Снег был соленым и алым — это сочилась из Андреевых изодранных губ и десен кровь. Но боль все еще не приходила к нему, хотя рубашка на спине уже взмокла от пота. Боль пришла потом, когда он насытился — наелся снега. Она взорвалась в нем с такой же силой, как рвется угодившая в брюхо лошади мина, разнесла всю его требуху, разметала руки. Андрею показалось, что это снег внутри его отвердел, превратился в динамит и рванул.

Он и раскинулся на этом снегу, как солдат, оглушенный взрывом, уронил голову на мертвенно-синюшный в ночи рельс, правой рукой коснувшись колеса вагона. Видимо, близился рассвет, потому что звезд на небе не было, ни единого проблеска света, свинцово смежающаяся над головой серость. С головы поезда доносилось ленивое пыхтенье паровоза.
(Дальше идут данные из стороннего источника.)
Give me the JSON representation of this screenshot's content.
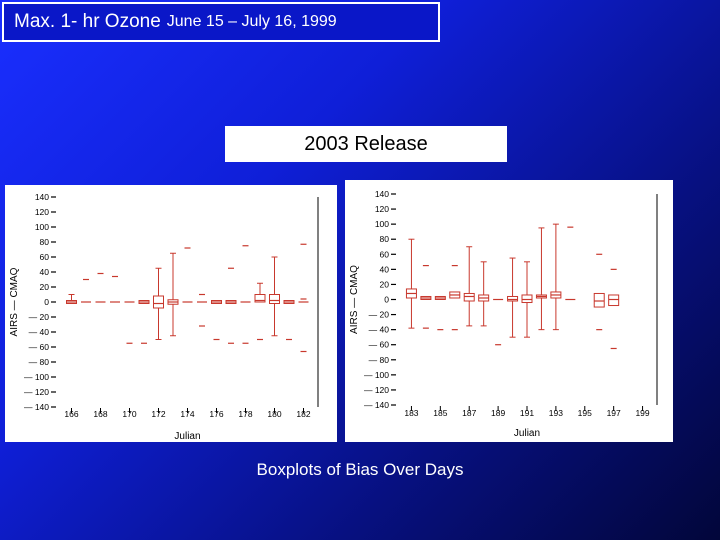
{
  "header": {
    "title_main": "Max. 1- hr Ozone",
    "title_sub": "June 15 – July 16, 1999"
  },
  "release_label": "2003 Release",
  "caption": "Boxplots of Bias Over Days",
  "colors": {
    "box": "#c8382d",
    "axis": "#000000",
    "title_bg": "#0a17c8"
  },
  "chart_data": [
    {
      "type": "boxplot",
      "xlabel": "Julian",
      "ylabel": "AIRS — CMAQ",
      "ylim": [
        -140,
        140
      ],
      "yticks": [
        140,
        120,
        100,
        80,
        60,
        40,
        20,
        0,
        -20,
        -40,
        -60,
        -80,
        -100,
        -120,
        -140
      ],
      "xlim": [
        165,
        183
      ],
      "xticks": [
        166,
        168,
        170,
        172,
        174,
        176,
        178,
        180,
        182
      ],
      "x_tick_labels": [
        "166",
        "168",
        "170",
        "172",
        "174",
        "176",
        "178",
        "180",
        "182"
      ],
      "boxes": [
        {
          "x": 166,
          "q1": -2,
          "median": 0,
          "q3": 2,
          "whisker_low": -2,
          "whisker_high": 10,
          "outliers": []
        },
        {
          "x": 167,
          "q1": 0,
          "median": 0,
          "q3": 0,
          "whisker_low": 0,
          "whisker_high": 0,
          "outliers": [
            30
          ]
        },
        {
          "x": 168,
          "q1": 0,
          "median": 0,
          "q3": 0,
          "whisker_low": 0,
          "whisker_high": 0,
          "outliers": [
            38
          ]
        },
        {
          "x": 169,
          "q1": 0,
          "median": 0,
          "q3": 0,
          "whisker_low": 0,
          "whisker_high": 0,
          "outliers": [
            34
          ]
        },
        {
          "x": 170,
          "q1": 0,
          "median": 0,
          "q3": 0,
          "whisker_low": 0,
          "whisker_high": 0,
          "outliers": [
            -55
          ]
        },
        {
          "x": 171,
          "q1": -2,
          "median": 0,
          "q3": 2,
          "whisker_low": -2,
          "whisker_high": 2,
          "outliers": [
            -55
          ]
        },
        {
          "x": 172,
          "q1": -8,
          "median": -2,
          "q3": 8,
          "whisker_low": -50,
          "whisker_high": 45,
          "outliers": []
        },
        {
          "x": 173,
          "q1": -3,
          "median": 0,
          "q3": 3,
          "whisker_low": -45,
          "whisker_high": 65,
          "outliers": []
        },
        {
          "x": 174,
          "q1": 0,
          "median": 0,
          "q3": 0,
          "whisker_low": 0,
          "whisker_high": 0,
          "outliers": [
            72
          ]
        },
        {
          "x": 175,
          "q1": 0,
          "median": 0,
          "q3": 0,
          "whisker_low": 0,
          "whisker_high": 0,
          "outliers": [
            10,
            -32
          ]
        },
        {
          "x": 176,
          "q1": -2,
          "median": 0,
          "q3": 2,
          "whisker_low": -2,
          "whisker_high": 2,
          "outliers": [
            -50
          ]
        },
        {
          "x": 177,
          "q1": -2,
          "median": 0,
          "q3": 2,
          "whisker_low": -2,
          "whisker_high": 2,
          "outliers": [
            45,
            -55
          ]
        },
        {
          "x": 178,
          "q1": 0,
          "median": 0,
          "q3": 0,
          "whisker_low": 0,
          "whisker_high": 0,
          "outliers": [
            75,
            -55
          ]
        },
        {
          "x": 179,
          "q1": 0,
          "median": 2,
          "q3": 10,
          "whisker_low": 0,
          "whisker_high": 25,
          "outliers": [
            -50
          ]
        },
        {
          "x": 180,
          "q1": -2,
          "median": 2,
          "q3": 10,
          "whisker_low": -45,
          "whisker_high": 60,
          "outliers": []
        },
        {
          "x": 181,
          "q1": -2,
          "median": 0,
          "q3": 2,
          "whisker_low": -2,
          "whisker_high": 2,
          "outliers": [
            -50
          ]
        },
        {
          "x": 182,
          "q1": 0,
          "median": 0,
          "q3": 0,
          "whisker_low": 0,
          "whisker_high": 0,
          "outliers": [
            77,
            4,
            -66
          ]
        }
      ]
    },
    {
      "type": "boxplot",
      "xlabel": "Julian",
      "ylabel": "AIRS — CMAQ",
      "ylim": [
        -140,
        140
      ],
      "yticks": [
        140,
        120,
        100,
        80,
        60,
        40,
        20,
        0,
        -20,
        -40,
        -60,
        -80,
        -100,
        -120,
        -140
      ],
      "xlim": [
        182,
        200
      ],
      "xticks": [
        183,
        185,
        187,
        189,
        191,
        193,
        195,
        197,
        199
      ],
      "x_tick_labels": [
        "183",
        "185",
        "187",
        "189",
        "191",
        "193",
        "195",
        "197",
        "199"
      ],
      "boxes": [
        {
          "x": 183,
          "q1": 2,
          "median": 8,
          "q3": 14,
          "whisker_low": -38,
          "whisker_high": 80,
          "outliers": []
        },
        {
          "x": 184,
          "q1": 0,
          "median": 2,
          "q3": 4,
          "whisker_low": 0,
          "whisker_high": 4,
          "outliers": [
            45,
            -38
          ]
        },
        {
          "x": 185,
          "q1": 0,
          "median": 2,
          "q3": 4,
          "whisker_low": 0,
          "whisker_high": 4,
          "outliers": [
            -40
          ]
        },
        {
          "x": 186,
          "q1": 2,
          "median": 6,
          "q3": 10,
          "whisker_low": 2,
          "whisker_high": 10,
          "outliers": [
            45,
            -40
          ]
        },
        {
          "x": 187,
          "q1": -2,
          "median": 4,
          "q3": 8,
          "whisker_low": -35,
          "whisker_high": 70,
          "outliers": []
        },
        {
          "x": 188,
          "q1": -2,
          "median": 2,
          "q3": 6,
          "whisker_low": -35,
          "whisker_high": 50,
          "outliers": []
        },
        {
          "x": 189,
          "q1": 0,
          "median": 0,
          "q3": 0,
          "whisker_low": 0,
          "whisker_high": 0,
          "outliers": [
            -60
          ]
        },
        {
          "x": 190,
          "q1": -2,
          "median": 0,
          "q3": 4,
          "whisker_low": -50,
          "whisker_high": 55,
          "outliers": []
        },
        {
          "x": 191,
          "q1": -4,
          "median": 0,
          "q3": 6,
          "whisker_low": -50,
          "whisker_high": 50,
          "outliers": []
        },
        {
          "x": 192,
          "q1": 2,
          "median": 4,
          "q3": 6,
          "whisker_low": -40,
          "whisker_high": 95,
          "outliers": []
        },
        {
          "x": 193,
          "q1": 2,
          "median": 6,
          "q3": 10,
          "whisker_low": -40,
          "whisker_high": 100,
          "outliers": []
        },
        {
          "x": 194,
          "q1": 0,
          "median": 0,
          "q3": 0,
          "whisker_low": 0,
          "whisker_high": 0,
          "outliers": [
            96
          ]
        },
        {
          "x": 196,
          "q1": -10,
          "median": -2,
          "q3": 8,
          "whisker_low": -10,
          "whisker_high": 8,
          "outliers": [
            60,
            -40
          ]
        },
        {
          "x": 197,
          "q1": -8,
          "median": 0,
          "q3": 6,
          "whisker_low": -8,
          "whisker_high": 6,
          "outliers": [
            40,
            -65
          ]
        }
      ]
    }
  ]
}
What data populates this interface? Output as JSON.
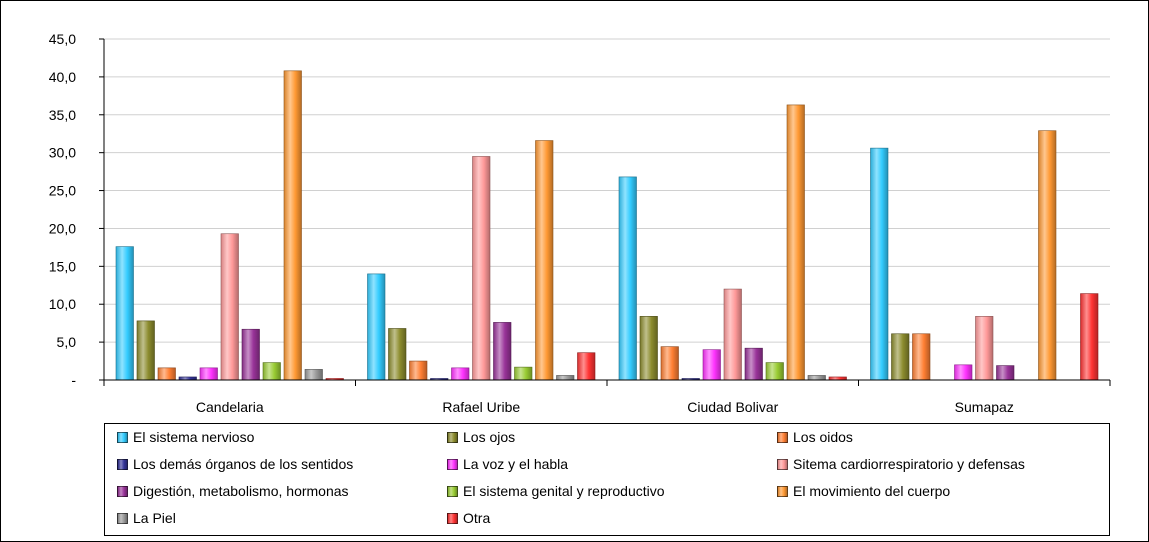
{
  "chart_data": {
    "type": "bar",
    "title": "",
    "xlabel": "",
    "ylabel": "",
    "ylim": [
      0,
      45
    ],
    "y_ticks": [
      "-",
      "5,0",
      "10,0",
      "15,0",
      "20,0",
      "25,0",
      "30,0",
      "35,0",
      "40,0",
      "45,0"
    ],
    "categories": [
      "Candelaria",
      "Rafael Uribe",
      "Ciudad Bolivar",
      "Sumapaz"
    ],
    "grid": true,
    "legend_position": "bottom",
    "series": [
      {
        "name": "El sistema nervioso",
        "color": "#33CCFF",
        "values": [
          17.6,
          14.0,
          26.8,
          30.6
        ]
      },
      {
        "name": "Los ojos",
        "color": "#8C8C2E",
        "values": [
          7.8,
          6.8,
          8.4,
          6.1
        ]
      },
      {
        "name": "Los oidos",
        "color": "#FF7F33",
        "values": [
          1.6,
          2.5,
          4.4,
          6.1
        ]
      },
      {
        "name": "Los demás órganos de los sentidos",
        "color": "#333399",
        "values": [
          0.4,
          0.2,
          0.2,
          0.0
        ]
      },
      {
        "name": "La voz y el habla",
        "color": "#FF33FF",
        "values": [
          1.6,
          1.6,
          4.0,
          2.0
        ]
      },
      {
        "name": "Sitema cardiorrespiratorio y  defensas",
        "color": "#FF9999",
        "values": [
          19.3,
          29.5,
          12.0,
          8.4
        ]
      },
      {
        "name": "Digestión, metabolismo,  hormonas",
        "color": "#993399",
        "values": [
          6.7,
          7.6,
          4.2,
          1.9
        ]
      },
      {
        "name": "El sistema genital y reproductivo",
        "color": "#99CC33",
        "values": [
          2.3,
          1.7,
          2.3,
          0.0
        ]
      },
      {
        "name": "El movimiento del cuerpo",
        "color": "#FF9933",
        "values": [
          40.8,
          31.6,
          36.3,
          32.9
        ]
      },
      {
        "name": "La Piel",
        "color": "#999999",
        "values": [
          1.4,
          0.6,
          0.6,
          0.0
        ]
      },
      {
        "name": "Otra",
        "color": "#FF3333",
        "values": [
          0.2,
          3.6,
          0.4,
          11.4
        ]
      }
    ]
  }
}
И все, ничего больше.

Андрей ничего и не ждал, он обманывал боль другой, более страшной опасностью. Страшной, но одновременно и лечащей, избавительной. Не уйдет боль подобру-поздорову — двинутся колеса и раздавят ее. Не ему надо бояться боли, а она пусть боится его, он сильнее ее.

И боль испугалась, ослабела и поплелась прочь. Поднялся и Андрей, заковылял вдоль состава туда, где темнели нахохленные, будто испуганные собственной тенью, дома, к людям.

7

Робя Жуков и Ванька Лисицын — друзья что надо. С такими не пропадешь, не заскучаешь. На облезлом детприемниковском диване Андрей вместе с ними обсудил примерный план побега. Правда, планов было несколько, нужно было только выбрать лучший из них, учитывая опыт своих знакомых и незнакомых предшественников.

А опыт был богатым, хотя и несколько однообразным. Летом — подкоп. Подкоп под каптерку с одеждой, под забор. И ищи-свищи ветра в поле. Этот классический способ в данном случае не годился, так как стояла уже зима. А беспризорник, он хотя и все может, но копать голыми руками мерзлую землю еще не приспособился.

Классическим был побег и из туалета во время массового посещения его. Через очко — в яму. И выждать там, пока пройдут все. Таким способом свобода тоже достигалась, и не раз, хотя от свободного человека долго потом попахивало детприемником. Но это опять не годилось: яма была заполнена едва ли не до краев.

Лиса с Андреем могли уйти через форточку. Они могли, но Жуков не мог, головастым был этот Жуков, он уже примеривался. Хитрые в детприемнике форточки. К тому же через форточку можно уйти только ночью. А это — дополнительные трудности. Надо умудриться с вечера сунуть одежду не в шкаф, под замок, а, допустим, под диван. А попробуй сунь ее, когда вокруг столько церберов.

— Все предусмотрели, гады, — сказал Жуков. — Думай не думай, хитростью не возьмешь. Силой надо.

— Это как же — силой? — спросил Лисицын.

— Очень просто, — сказал Робя. — Отобрать у того духа в будке возле ворот винтовку. И с винтом уйти, как все честные люди.

— А как подойдешь к духу-то, Робя?

— Очень даже запросто. «Дядя, дайте закурить».

— Ага, — подхватил Лисицын. — Он в карман за махоркой, а ты за винт, и руки вверх.

— Точно, — сказал Робя. — Тут смелость и натиск нужны.

— Молодец, Робя. Я всегда это тебе прямо говорил, силен ты. Хочешь анекдот?

— Валяй, — напыжившись, кивнул Лисицыну Жуков.

— В одном КПЗ беспризорника одного приручили. Надо было заставить его съесть ложку горчицы. Беспризорник голодный, зараза, а горчицу не жрет. Один старшина пасть ему расщеперил и ложку силой туда. Съел.

— Во-во, видишь, — обрадовался Жуков.

— А второй старшина по шерстке этого беспризорника, по шерстке. Добровольно съел горчицу беспризорник.

— Это, наверно, ты был старшиной, — осклабился Жуков. — Значит, ты и пойдешь у духа просить закурить.